- Born: Osaka, Japan
- Education: Kyoto City University of Arts, it:Accademia di belle arti di Bologna
- Known for: Site-specific art, Sculpture, Painting
- Notable work: Global Tree Project
- Website: turneryamamoto.net

= Shinji Turner-Yamamoto =

Japanese artist

Shinji Turner-Yamamoto is a Japanese artist based in the U.S. known for paintings, sculptures, and site-specific art installations employing elemental materials such as trees, fossils, and minerals, creating profound viewer connections with nature. He works with identifiable imagery to encourage humanity to encounter the essential in nature and time in new and unexpected ways and is committed to using historic and natural elements in his work as meditations on the universe.

==Biography==
Shinji Turner-Yamamoto was born in Osaka, Japan. He studied at Kyoto City University of Arts, and, sponsored by the Italian government, at :it:Accademia di belle arti di Bologna, where he lived for eleven years. His work has been the subject of solo shows at :it:Museo d'Arte Contemporanea Villa Croce, Genoa, Italy (1999); Crawford Art Gallery, Cork, Ireland (2002); Contemporary Arts Center, Cincinnati, OH, USA (2010); the Ippaku-tei Teahouse, Embassy of Japan + Shigeko Bork MU Project, Washington, DC, USA (2008); Alice F. and Harris K. Weston Art Gallery / Aronoff Center (the National Endowment for the Arts Art Works/Visual Arts category grant), Cincinnati, OH, USA (2016). His site-specific installations include Palazzo Ducale, ASIART Asian Contemporary Art: Biennale d'Arte Contemporanea, Genoa, Italy (1999); Saigyo-an Teahouse, Kyoto Art Walk, Kyoto, Japan (2005); Gobi desert, Mongolia, Land Art Mongolia International Land Art Biennial (2010); Deconsecrated Holy Cross Church and Monastery, Cincinnati, OH, USA (2010); SiTE:LAB at an abandoned industrial building, Grand Rapids, MI, USA (2011) which received the ArtPrize International Juried Award. Exhibitions include "Substance and Increase" curated by Gregory Volk, SAPAR CONTEMPORARY Gallery+Incubator, New York, NY, USA (2017); "Alchemy: Transformations in Gold" curated by Laura Burkhalter, Des Moines Art Center, Des Moines, IA, USA (2017).

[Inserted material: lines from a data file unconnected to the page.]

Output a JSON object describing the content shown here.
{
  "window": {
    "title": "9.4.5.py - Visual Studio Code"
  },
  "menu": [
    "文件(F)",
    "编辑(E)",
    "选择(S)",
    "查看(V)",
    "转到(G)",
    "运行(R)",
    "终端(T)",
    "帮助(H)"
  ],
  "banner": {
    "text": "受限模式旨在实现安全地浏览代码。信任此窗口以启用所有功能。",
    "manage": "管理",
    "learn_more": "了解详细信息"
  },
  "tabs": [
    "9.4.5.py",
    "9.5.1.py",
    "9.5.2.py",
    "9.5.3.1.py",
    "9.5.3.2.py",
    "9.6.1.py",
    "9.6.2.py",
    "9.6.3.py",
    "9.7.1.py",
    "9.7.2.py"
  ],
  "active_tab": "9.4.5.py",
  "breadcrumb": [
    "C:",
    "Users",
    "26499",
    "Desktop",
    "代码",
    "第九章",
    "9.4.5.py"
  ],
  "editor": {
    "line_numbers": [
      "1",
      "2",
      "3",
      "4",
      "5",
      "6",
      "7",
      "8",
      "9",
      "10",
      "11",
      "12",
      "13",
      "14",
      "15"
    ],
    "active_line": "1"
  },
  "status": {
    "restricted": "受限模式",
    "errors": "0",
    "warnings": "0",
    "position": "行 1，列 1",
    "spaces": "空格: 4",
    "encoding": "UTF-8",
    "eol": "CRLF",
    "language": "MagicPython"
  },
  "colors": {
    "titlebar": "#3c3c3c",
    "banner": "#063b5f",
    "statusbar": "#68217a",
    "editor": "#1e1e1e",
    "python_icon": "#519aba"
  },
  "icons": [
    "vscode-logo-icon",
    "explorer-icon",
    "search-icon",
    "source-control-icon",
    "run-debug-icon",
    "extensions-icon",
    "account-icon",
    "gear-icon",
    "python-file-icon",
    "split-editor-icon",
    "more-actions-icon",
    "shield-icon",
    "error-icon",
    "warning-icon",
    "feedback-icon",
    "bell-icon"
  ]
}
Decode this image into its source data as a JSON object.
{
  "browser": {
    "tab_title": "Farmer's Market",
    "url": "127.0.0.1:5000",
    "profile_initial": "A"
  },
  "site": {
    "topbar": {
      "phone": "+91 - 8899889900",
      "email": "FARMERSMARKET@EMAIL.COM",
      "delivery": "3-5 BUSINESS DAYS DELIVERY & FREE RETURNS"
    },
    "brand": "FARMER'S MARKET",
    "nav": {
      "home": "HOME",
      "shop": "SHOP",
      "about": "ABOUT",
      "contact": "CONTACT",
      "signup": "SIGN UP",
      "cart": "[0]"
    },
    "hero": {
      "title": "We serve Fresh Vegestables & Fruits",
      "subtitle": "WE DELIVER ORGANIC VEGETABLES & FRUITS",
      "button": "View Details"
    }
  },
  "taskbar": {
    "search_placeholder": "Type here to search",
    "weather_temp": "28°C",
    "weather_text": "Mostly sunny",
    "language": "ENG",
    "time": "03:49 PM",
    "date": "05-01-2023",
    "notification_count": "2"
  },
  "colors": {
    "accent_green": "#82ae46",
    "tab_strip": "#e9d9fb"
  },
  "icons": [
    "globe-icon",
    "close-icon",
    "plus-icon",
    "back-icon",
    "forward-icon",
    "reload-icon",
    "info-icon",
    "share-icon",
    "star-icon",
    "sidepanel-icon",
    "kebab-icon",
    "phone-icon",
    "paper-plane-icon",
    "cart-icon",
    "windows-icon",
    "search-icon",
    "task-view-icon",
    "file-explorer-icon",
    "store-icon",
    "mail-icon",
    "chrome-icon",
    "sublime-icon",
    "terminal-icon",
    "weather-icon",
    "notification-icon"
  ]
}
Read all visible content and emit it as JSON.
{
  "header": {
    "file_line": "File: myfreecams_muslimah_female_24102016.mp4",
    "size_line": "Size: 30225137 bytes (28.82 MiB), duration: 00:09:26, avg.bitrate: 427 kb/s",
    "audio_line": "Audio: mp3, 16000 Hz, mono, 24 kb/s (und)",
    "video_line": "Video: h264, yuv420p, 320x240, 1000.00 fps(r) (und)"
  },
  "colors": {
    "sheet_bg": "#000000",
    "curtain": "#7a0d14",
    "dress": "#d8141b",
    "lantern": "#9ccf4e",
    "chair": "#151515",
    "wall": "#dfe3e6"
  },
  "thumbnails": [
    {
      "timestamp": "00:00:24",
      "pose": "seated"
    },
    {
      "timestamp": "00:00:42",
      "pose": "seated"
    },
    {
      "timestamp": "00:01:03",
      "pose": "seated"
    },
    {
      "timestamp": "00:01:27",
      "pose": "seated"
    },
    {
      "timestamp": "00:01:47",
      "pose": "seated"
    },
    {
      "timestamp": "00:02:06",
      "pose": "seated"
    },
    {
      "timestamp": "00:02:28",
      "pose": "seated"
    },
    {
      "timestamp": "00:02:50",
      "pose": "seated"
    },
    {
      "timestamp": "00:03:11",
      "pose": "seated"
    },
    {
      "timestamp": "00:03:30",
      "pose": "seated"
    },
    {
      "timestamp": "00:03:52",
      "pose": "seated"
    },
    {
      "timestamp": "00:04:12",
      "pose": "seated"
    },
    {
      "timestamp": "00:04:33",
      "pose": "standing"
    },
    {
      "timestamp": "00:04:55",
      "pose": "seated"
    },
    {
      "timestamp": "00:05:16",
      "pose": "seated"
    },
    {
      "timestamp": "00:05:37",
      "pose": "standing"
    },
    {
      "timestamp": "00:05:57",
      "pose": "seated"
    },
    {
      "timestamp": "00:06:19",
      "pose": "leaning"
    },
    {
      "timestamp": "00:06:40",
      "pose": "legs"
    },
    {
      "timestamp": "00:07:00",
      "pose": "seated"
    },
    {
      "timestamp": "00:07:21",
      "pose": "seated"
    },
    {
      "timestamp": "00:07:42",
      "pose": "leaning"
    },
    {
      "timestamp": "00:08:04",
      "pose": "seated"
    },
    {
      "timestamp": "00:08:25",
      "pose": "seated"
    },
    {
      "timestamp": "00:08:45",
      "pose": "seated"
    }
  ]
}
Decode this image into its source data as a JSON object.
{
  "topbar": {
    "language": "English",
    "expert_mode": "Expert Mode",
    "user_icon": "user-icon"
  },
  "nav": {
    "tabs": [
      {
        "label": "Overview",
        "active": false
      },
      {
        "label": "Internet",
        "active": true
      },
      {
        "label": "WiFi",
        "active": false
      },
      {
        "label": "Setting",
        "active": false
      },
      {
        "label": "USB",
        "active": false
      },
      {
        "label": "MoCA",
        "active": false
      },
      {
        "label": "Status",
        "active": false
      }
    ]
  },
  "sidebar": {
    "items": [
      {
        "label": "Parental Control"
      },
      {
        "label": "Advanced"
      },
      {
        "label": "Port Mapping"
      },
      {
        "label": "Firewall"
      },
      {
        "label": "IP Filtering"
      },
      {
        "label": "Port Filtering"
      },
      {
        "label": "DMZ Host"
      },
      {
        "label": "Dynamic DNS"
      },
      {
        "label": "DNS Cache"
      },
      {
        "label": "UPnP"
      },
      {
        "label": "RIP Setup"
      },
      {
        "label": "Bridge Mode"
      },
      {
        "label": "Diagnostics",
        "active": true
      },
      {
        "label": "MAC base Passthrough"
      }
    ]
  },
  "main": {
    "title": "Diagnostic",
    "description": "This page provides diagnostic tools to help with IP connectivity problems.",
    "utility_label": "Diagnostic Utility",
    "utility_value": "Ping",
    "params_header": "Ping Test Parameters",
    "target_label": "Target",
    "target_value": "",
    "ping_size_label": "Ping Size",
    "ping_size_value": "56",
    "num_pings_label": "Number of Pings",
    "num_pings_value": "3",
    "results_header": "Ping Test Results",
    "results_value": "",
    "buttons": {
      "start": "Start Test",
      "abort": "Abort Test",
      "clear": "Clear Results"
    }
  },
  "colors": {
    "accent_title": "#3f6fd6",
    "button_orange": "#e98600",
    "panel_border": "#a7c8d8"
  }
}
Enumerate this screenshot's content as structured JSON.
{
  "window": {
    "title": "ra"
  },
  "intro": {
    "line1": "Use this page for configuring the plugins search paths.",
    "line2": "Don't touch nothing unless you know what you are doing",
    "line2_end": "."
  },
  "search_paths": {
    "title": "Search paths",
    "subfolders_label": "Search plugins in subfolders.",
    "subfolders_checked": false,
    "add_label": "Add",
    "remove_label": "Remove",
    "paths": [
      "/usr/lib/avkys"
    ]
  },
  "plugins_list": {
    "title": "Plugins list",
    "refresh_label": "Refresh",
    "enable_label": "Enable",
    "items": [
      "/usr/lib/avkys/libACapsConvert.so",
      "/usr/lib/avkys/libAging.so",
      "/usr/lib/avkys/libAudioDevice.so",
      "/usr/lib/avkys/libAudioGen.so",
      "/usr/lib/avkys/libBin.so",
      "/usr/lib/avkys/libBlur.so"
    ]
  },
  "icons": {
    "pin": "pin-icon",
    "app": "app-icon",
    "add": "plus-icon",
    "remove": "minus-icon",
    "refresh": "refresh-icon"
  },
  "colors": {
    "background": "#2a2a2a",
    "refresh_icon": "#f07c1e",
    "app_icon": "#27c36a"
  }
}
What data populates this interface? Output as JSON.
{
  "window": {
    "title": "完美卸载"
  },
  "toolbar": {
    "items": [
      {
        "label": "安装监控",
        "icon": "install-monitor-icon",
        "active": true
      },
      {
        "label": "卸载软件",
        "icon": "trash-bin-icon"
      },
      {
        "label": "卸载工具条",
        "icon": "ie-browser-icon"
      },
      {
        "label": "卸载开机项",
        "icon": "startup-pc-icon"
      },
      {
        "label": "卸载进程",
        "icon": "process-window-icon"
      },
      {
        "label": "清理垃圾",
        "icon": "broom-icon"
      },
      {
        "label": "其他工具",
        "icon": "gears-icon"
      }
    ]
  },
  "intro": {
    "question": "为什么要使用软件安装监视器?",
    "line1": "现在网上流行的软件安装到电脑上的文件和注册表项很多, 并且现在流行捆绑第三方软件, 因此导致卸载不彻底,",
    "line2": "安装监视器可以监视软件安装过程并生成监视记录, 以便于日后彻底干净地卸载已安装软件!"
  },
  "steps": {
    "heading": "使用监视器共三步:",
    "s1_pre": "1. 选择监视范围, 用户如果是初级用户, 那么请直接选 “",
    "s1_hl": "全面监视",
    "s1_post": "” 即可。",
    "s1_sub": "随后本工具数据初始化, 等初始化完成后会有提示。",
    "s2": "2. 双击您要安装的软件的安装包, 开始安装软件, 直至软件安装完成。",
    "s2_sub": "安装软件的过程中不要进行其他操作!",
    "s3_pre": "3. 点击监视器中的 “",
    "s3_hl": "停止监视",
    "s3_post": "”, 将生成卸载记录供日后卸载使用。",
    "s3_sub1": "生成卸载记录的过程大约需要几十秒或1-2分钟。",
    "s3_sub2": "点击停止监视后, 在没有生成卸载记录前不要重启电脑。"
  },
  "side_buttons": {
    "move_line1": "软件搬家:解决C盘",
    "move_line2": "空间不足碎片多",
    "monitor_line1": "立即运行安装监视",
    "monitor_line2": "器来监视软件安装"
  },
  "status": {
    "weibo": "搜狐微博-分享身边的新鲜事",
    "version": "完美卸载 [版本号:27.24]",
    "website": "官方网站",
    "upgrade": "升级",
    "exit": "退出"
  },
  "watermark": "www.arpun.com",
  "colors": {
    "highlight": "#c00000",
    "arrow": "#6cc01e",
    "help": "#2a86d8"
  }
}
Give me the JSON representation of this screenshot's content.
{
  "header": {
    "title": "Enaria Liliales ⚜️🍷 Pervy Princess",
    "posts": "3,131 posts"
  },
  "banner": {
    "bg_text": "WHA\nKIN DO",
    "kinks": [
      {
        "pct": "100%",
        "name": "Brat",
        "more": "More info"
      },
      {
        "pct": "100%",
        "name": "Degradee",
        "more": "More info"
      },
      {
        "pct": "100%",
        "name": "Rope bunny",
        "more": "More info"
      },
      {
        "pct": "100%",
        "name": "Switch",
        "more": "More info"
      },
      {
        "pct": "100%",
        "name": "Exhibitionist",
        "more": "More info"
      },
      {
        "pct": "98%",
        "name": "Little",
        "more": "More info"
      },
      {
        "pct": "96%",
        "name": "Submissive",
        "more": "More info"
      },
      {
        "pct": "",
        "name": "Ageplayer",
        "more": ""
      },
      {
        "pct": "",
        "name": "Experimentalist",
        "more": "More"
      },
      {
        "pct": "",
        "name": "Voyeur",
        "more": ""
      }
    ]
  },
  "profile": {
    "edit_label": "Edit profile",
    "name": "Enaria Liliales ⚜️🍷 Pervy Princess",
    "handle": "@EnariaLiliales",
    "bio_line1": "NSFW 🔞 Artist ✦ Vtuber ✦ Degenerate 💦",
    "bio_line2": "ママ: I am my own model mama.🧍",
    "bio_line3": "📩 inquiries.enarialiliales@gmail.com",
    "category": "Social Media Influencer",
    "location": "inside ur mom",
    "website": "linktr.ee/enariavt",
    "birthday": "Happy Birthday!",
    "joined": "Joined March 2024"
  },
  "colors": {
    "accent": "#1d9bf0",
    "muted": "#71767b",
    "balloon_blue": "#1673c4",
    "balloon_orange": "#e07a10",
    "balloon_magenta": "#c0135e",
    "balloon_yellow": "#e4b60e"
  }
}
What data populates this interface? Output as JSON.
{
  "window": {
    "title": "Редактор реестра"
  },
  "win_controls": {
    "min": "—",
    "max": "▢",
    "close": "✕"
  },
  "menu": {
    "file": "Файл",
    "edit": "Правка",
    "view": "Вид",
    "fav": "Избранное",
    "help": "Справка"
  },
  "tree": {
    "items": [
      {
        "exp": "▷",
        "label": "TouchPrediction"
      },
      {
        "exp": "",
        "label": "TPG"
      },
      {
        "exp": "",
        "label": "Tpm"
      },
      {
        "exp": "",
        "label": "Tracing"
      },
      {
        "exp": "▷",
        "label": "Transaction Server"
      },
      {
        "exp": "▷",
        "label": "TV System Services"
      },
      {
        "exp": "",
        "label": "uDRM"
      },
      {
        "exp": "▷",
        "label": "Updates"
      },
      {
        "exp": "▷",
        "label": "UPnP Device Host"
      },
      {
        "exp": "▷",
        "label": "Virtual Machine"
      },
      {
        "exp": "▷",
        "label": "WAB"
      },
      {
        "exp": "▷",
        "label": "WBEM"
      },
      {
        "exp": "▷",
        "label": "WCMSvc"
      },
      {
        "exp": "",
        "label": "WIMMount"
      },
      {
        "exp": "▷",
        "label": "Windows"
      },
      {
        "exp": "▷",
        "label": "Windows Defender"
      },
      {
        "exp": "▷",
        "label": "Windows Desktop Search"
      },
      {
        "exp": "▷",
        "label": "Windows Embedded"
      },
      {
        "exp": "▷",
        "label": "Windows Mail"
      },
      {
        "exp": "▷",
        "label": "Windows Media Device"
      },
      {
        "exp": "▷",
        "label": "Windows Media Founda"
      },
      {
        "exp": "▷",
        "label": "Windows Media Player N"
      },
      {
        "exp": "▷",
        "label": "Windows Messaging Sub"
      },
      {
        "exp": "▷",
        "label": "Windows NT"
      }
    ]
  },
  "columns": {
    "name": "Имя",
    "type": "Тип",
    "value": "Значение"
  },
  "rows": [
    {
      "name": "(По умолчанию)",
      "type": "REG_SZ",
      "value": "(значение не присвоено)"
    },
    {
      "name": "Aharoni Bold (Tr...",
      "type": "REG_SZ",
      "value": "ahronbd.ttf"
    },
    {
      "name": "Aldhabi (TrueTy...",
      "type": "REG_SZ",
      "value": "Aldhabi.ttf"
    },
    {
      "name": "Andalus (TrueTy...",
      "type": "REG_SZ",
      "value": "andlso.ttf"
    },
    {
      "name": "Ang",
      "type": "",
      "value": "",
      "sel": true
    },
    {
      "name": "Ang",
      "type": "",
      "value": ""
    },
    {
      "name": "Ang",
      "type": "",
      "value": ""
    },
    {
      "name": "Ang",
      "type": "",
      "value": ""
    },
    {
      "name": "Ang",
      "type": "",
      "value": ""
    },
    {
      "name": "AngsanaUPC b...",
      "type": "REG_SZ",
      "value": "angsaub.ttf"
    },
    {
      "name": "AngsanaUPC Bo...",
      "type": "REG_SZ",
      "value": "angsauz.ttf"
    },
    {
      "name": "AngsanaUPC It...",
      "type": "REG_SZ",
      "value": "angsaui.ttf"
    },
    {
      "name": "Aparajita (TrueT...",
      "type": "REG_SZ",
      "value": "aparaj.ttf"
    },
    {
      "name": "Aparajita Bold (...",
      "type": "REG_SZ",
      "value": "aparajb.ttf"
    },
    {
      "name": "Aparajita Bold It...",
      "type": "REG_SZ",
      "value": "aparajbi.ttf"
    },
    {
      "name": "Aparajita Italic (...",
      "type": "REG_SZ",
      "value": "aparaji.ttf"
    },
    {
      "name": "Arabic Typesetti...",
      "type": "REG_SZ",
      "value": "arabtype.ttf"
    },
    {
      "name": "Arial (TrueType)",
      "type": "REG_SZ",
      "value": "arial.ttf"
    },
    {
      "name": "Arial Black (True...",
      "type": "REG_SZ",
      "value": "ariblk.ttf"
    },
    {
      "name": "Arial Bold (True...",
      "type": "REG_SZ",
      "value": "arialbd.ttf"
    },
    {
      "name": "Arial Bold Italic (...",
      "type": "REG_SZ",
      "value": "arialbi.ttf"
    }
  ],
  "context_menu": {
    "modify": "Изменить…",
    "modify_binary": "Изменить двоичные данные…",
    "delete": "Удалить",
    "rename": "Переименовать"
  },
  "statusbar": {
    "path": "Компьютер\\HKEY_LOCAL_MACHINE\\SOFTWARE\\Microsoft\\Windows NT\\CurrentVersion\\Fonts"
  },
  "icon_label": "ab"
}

==Selected Works/Projects==

===Global Tree Project===
(2000-) - series of site-specific works -

His Global Tree Project explores a poetic reunion with nature, making visible bonds and similarities between plant life and humanity, emphasizing ecological wisdom and the interconnectedness of all life. Shinji Turner-Yamamoto: Global Tree Project published by DAMIANI, fall 2012, documents 11 projects worldwide realized in a ruined folly on a cliff overlooking the Celtic Sea, an 8th-century Kiyomizu Temple Sutra Hall, a garden in New Delhi, the Mongolian Gobi Desert, and abandoned architectural landmarks in the American Midwest. The two recent commissioned site-specific projects are: Global Tree Project: AXIS MUNDI (2015) for Zentrum Paul Klee, Bern, Switzerland, and Global Tree Project: ISTANBUL (2016), an installation for the historic ruin of an abandoned Jewish orphanage, Istanbul, Turkey, through the Beşiktaş International Garden and Flower Festival.

===Pentimenti===
(2010-) - series of sculptural works -

"Pentimenti is the plural of pentimento, a word describing the visible traces of earlier work that can be seen through the layers of a finished painting. Shinji Turner-Yamamoto takes on this term metaphorically rather than literally, employing it to title sculpture rather than painting but embracing its acknowledgement of layered artistic endeavors. Each of these small sculptures is a complex combination of materials, and they reach their completed form not only through the artist's hand but by the processes of nature and time. The scope of geologic time presents an almost impossible set of numbers to comprehend. Materials we come into contact with on a regular basis—coal, stone, gold existed on Earth long before life, as earlier forms of life existed long before human civilization came into being. Throughout his body of work, Turner-Yamamoto has chosen to use materials so old that ancient doesn't even describe them accurately."